When you do multiprocessing under a platform that uses the spawn method to create new processes, then any code at global scope that is not within a if __name__ == '__main__':
block will first be executed by the child process in order to initialize its storage prior to invoking the worker function f1
.
In your posted code, when the child process is created it will therefore execute the following statements in order:
from multiprocessing import *
q = Queue()
# create global queue
def f1(x, q):
# create function definition
def main_f():
# create function definition
main_f()
# call main_f
print('05')
In reality the only statement that needs to be executed by the child process before the worker method f1
is invoked is statement #3 above, which defines the worker function for the child process.
Statement 1 imports a package not used by your child process. Doing this does not prevent the program from running correctly but Python is spending time performing animport that is not used.
Statement #2 needlessly creates a new queue instance in the child process distinct from the one created in the main process. It would be disastrous if your child process used this since it would be putting elements on a different queue than the one the main process is getting from. Fortunately, function f1
is not referencing and using the queue that is passed as an argument.
Statement #4 defines a function not used by the child process. It doesn't prevent the program from running but is wasteful.
Statement #5 invokes main_f
. This is where your troubles begins. All the code within main_f
that is not within a if __name__ == '__main__':
block will get executed immediately before your worker function is invoked.
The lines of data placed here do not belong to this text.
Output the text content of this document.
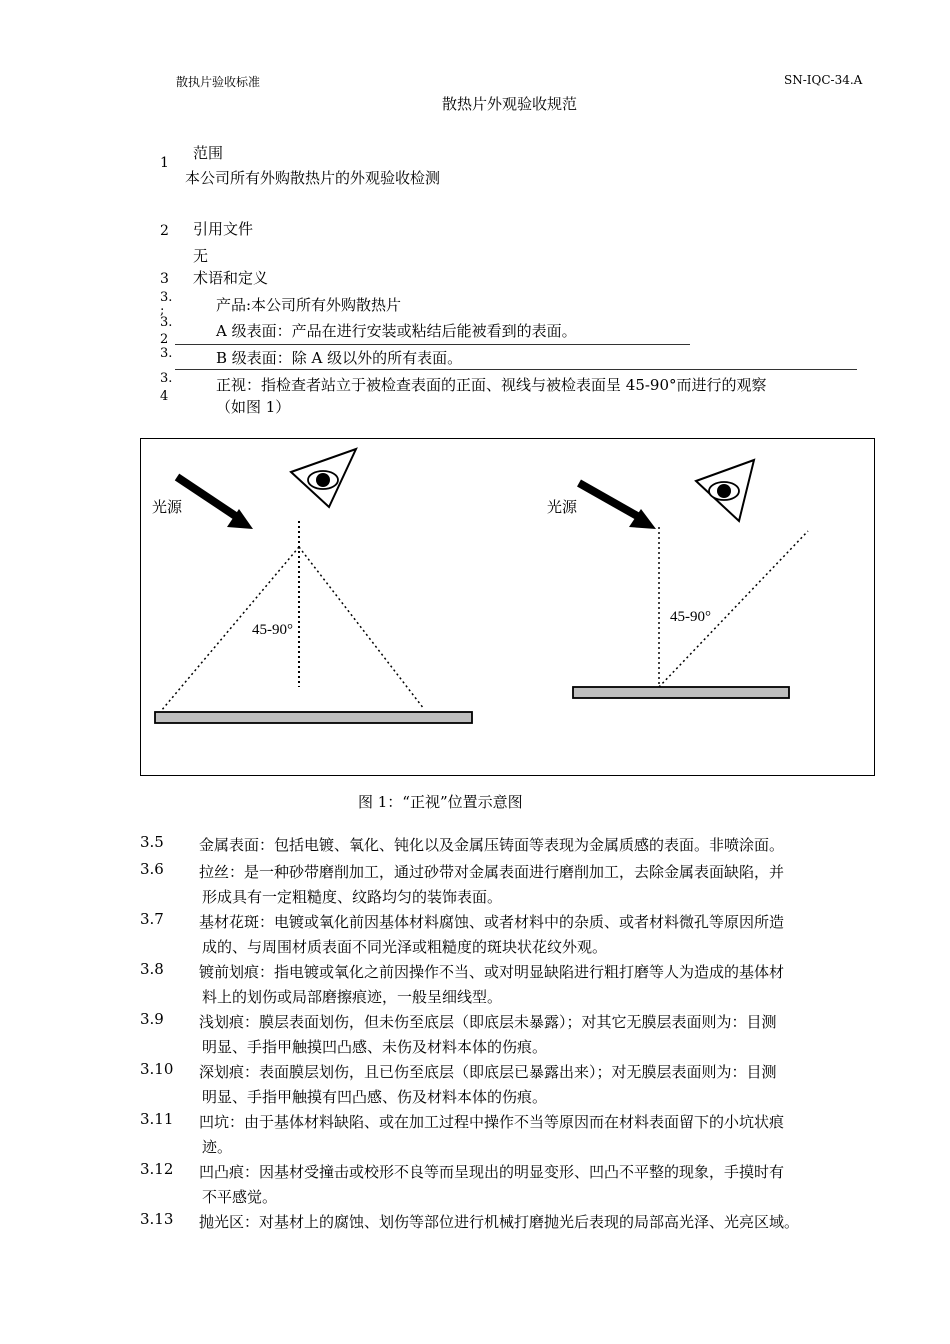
散执片验收标准	SN-IQC-34.A
散热片外观验收规范
1
范围
本公司所有外购散热片的外观验收检测
2 引用文件
无
3 术语和定义
3.
;	产品:本公司所有外购散热片
3.
2	A 级表面：产品在进行安装或粘结后能被看到的表面。
3.	B 级表面：除 A 级以外的所有表面。
3.
4
正视：指检查者站立于被检查表面的正面、视线与被检表面呈 45-90°而进行的观察
（如图 1）
光源
45-90°
光源
45-90°
图 1：“正视”位置示意图
3.5 金属表面：包括电镀、氧化、钝化以及金属压铸面等表现为金属质感的表面。非喷涂面。
3.6 拉丝：是一种砂带磨削加工，通过砂带对金属表面进行磨削加工，去除金属表面缺陷，并
形成具有一定粗糙度、纹路均匀的装饰表面。
3.7 基材花斑：电镀或氧化前因基体材料腐蚀、或者材料中的杂质、或者材料微孔等原因所造
成的、与周围材质表面不同光泽或粗糙度的斑块状花纹外观。
3.8 镀前划痕：指电镀或氧化之前因操作不当、或对明显缺陷进行粗打磨等人为造成的基体材
料上的划伤或局部磨擦痕迹，一般呈细线型。
3.9 浅划痕：膜层表面划伤，但未伤至底层（即底层未暴露）；对其它无膜层表面则为：目测
明显、手指甲触摸凹凸感、未伤及材料本体的伤痕。
3.10 深划痕：表面膜层划伤，且已伤至底层（即底层已暴露出来）；对无膜层表面则为：目测
明显、手指甲触摸有凹凸感、伤及材料本体的伤痕。
3.11 凹坑：由于基体材料缺陷、或在加工过程中操作不当等原因而在材料表面留下的小坑状痕
迹。
3.12 凹凸痕：因基材受撞击或校形不良等而呈现出的明显变形、凹凸不平整的现象，手摸时有
不平感觉。
3.13 抛光区：对基材上的腐蚀、划伤等部位进行机械打磨抛光后表现的局部高光泽、光亮区域。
This is what is causing an extra '01' to be printed.
Statement #6 likewise is what is causing an extra '05' to be printed.
At the minimum to get your program working correctly, your code should therefore be:
from multiprocessing import *
def f1(x,q):
print('03')
x = x + " world"
q.put(x)
def main_f():
# large data/complex use multiprocessing, else use ordinary function
q = Queue() # comm between parent n child process
print('01')
mp = Process(target=f1,args=("hello",q,))
print('02')
mp.start()
print(q.get())
mp.join()
print('04')
if __name__ == '__main__':
main_f()
If we want to eliminate all possible inefficiencies, i.e. prevent unnecessary statements from being executed when the child process is initialized, then:
def f1(x,q):
print('03')
x = x + " world"
q.put(x)
if __name__ == '__main__':
from multiprocessing import *
def main_f():
# large data/complex use multiprocessing, else use ordinary function
q = Queue() # comm between parent n child process
print('01')
mp = Process(target=f1,args=("hello",q,))
print('02')
mp.start()
print(q.get())
mp.join()
print('04')
main_f()